Im industriellen Herzen Manchesters sind stürmische Zeiten angebrochen. Das Old Trafford, die Heimstätte von Englands Rekordmeister Manchester United, galt lange Zeit als Festung.
„Alles hagelt auf dich ein“
Seit über 100 Jahren tragen die Red Devils im Old Trafford ihre Heimspiele aus und legten dort den Grundstein für 20 Meisterschaften in der Premier League. Doch das „Theater der Träume“ wird für Manchester United immer mehr zu einem Ort für eigene Albträume.
Zwölf Spiele im Old Trafford hat United in dieser Saison in der Liga absolviert, die Bilanz: Fünf Siege, ein Remis und sechs Niederlagen - was Platz 11 in der Heimtabelle bedeutet. Aktuell belegt Manchester United in dieser Premier-League-Saison Rang 13.
United-Entwicklung geht „konstant bergab“
Die jüngste 1:3-Heimniederlage gegen Brighton & Hove Albion veranlasste United-Cheftrainer Rúben Amorim zu einer unüblichen Äußerung, der Portugiese bezeichnete seine Mannschaft als „wohl das schlechteste Team in der Vereinsgeschichte“. Liegt er damit richtig? John Murray, Kommentator und Fußball-Korrespondent der britischen Rundfunkanstalt BBC, interpretiert die Geschehnisse ein wenig anders.
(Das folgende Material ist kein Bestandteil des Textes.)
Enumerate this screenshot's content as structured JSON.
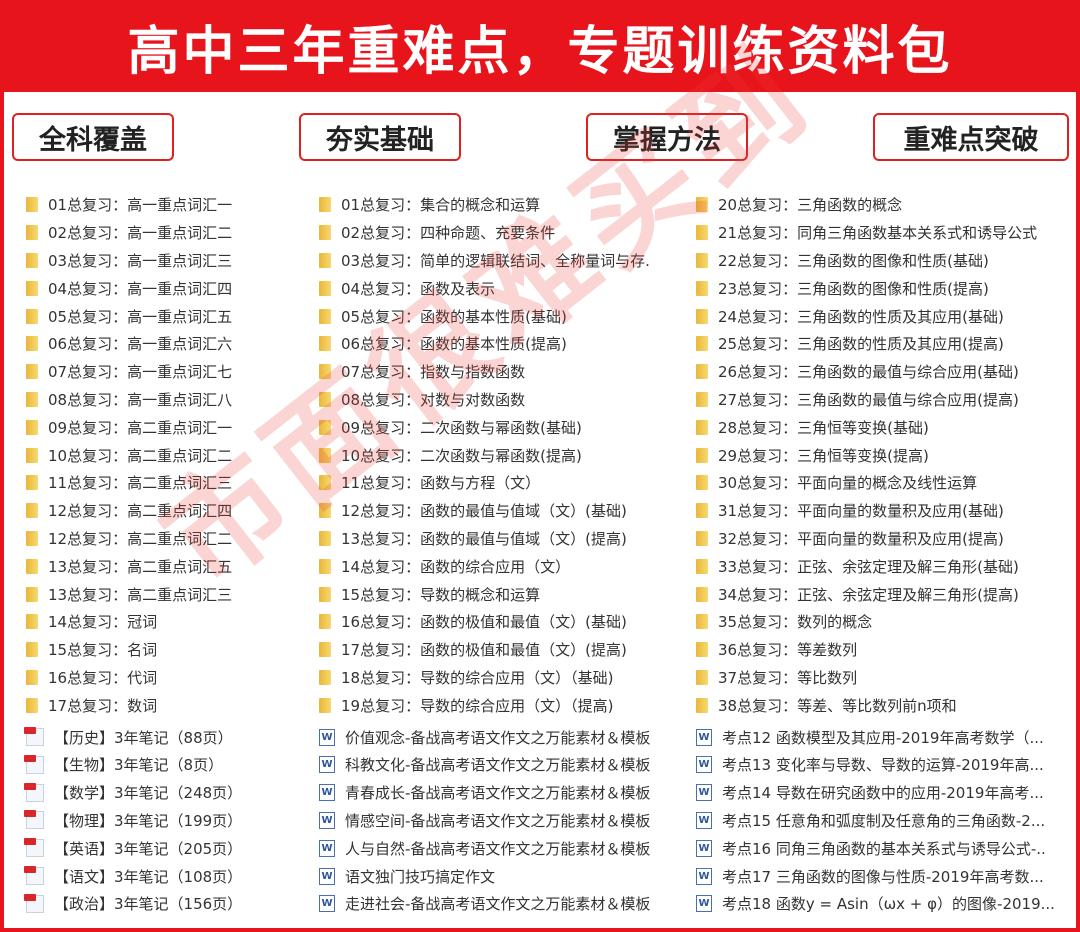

„Nein, da stimme ich ihm nicht zu. Ich weiß auch nicht, warum er so etwas sagen muss. Manchester United ist in der Vergangenheit auch schon abgestiegen (zuletzt 1973/74, Anm. d. Red.). Diese Teams waren definitiv schlechter als die aktuelle Mannschaft“, erklärte Murray im Gespräch mit SPORT1.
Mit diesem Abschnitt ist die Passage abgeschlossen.